3. La forme des réseaux sociaux
Une troisième lecture invite à différencier la taille et la forme des réseaux sociaux selon les différentes plateformes. Alors que les sites du modèle du paravent refusent l’affichage du réseau relationnel pour préserver la discrétion d’une rencontre que l’on espère unique (significativement, seuls les sites gay et libertins se risquent à un affichage du réseau relationnel de leurs membres), les plateformes en clair obscur se signalent par de petits réseaux de contacts très fortement connectés entre eux. En revanche, les sites du modèle du phare se caractérisent par l’importance du nombre de contacts et par des réseaux beaucoup plus divers, inattendus, longs et distendus que ceux qui s’observent dans la vie réelle.

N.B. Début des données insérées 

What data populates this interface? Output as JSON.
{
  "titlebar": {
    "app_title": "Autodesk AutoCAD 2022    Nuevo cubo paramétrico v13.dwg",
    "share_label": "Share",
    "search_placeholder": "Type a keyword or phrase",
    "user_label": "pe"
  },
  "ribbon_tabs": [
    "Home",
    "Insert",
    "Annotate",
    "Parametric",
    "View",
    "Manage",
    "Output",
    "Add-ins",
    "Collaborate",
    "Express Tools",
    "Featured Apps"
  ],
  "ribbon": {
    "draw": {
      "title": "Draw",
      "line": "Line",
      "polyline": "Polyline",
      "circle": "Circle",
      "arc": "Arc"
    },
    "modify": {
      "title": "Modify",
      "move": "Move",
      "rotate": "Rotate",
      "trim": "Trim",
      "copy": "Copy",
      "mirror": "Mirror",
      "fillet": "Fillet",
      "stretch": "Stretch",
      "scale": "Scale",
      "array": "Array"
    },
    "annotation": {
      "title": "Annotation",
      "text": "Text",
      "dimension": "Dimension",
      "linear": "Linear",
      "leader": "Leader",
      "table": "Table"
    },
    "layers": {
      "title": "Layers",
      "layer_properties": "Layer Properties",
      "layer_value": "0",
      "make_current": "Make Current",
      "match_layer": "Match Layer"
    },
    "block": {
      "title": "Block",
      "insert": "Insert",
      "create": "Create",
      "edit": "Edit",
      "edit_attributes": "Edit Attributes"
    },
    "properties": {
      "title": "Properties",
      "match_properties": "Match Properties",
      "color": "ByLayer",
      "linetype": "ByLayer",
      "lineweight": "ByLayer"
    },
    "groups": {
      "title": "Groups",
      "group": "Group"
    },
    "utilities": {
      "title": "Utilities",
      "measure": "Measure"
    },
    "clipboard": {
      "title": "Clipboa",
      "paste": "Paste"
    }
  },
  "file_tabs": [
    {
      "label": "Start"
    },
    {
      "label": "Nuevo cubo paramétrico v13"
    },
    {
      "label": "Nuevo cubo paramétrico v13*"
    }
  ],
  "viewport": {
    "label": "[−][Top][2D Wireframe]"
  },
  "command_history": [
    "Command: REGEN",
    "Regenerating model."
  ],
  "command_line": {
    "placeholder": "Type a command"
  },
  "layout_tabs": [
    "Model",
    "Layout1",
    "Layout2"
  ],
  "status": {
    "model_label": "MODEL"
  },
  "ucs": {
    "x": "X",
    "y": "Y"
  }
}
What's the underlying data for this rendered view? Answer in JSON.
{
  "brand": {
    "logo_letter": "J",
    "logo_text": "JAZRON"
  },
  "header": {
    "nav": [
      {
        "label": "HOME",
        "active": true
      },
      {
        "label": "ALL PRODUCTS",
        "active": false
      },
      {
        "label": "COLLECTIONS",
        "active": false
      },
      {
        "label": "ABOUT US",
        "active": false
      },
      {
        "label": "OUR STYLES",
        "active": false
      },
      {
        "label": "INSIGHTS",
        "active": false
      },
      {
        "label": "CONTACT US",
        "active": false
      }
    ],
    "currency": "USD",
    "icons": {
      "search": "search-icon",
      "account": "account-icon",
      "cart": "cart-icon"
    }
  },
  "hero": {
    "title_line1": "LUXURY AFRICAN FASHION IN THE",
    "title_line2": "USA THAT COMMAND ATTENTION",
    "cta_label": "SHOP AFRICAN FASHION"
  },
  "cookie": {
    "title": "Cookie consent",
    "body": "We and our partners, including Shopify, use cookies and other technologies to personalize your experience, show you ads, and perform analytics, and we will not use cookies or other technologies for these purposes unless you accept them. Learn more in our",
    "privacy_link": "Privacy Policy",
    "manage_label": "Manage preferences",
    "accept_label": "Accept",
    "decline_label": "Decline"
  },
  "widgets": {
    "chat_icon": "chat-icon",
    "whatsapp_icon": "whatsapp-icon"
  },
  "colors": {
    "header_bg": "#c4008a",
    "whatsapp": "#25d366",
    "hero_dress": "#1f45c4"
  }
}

L’extension de la zone de visibilité des individus profite de l’hybridation du réseau social (les amis) et du réseau thématique (les groupes, les tags, les amis-bookmarks, etc.) qui donne à ces systèmes relationnels un caractère profondément hétérogène et ouvre à des modes de navigation et de rencontres beaucoup plus diversifiés.

La forme des réseaux sociaux appliqué à cette grille de lecture

C’est le troisième enseignement de cette typologie : La dynamique même de constitution des réseaux diffère fortement selon la visibilité qui est donnée au profil et cette visibilité est, en grande partie produite par la manière dont les utilisateurs font de leur réseau de contacts un public fermé et limité ou une audience beaucoup plus large. Les plateformes en clair-obscur favorisent un entre-soi qui, à la manière d’un système de communication interpersonnelle, ancre les individus dans un univers de référence souvent très homogène socialement, ne serait parce que la plupart des contacts se connaissent entre eux dans la vraie vie. En revanche, pour élargir leur visibilité dans les plateformes du phare, les utilisateurs doivent, à la manière de micro-médias, produire des contenus susceptibles d’attirer à eux une population plus hétérogène socialement et culturellement. La dynamique d’extension des connexions qui préside actuellement au développement des sites de réseaux sociaux (SNS pour Social networked sites) mêle donc de façon toujours plus forte les « vrais » amis aux amis « utiles ». Elle installe ainsi une logique opportuniste et calculatrice sur les plateformes en prescrivant des comportements qui peuvent être en décalage avec les attentes initiales des participants. Aussi apparaît-il de plus en nécessaire de permettre aux utilisateurs de « trier » leurs contacts et d’organiser des zones de visibilité contrastée en fonction des cercles qu’ils auront constitués.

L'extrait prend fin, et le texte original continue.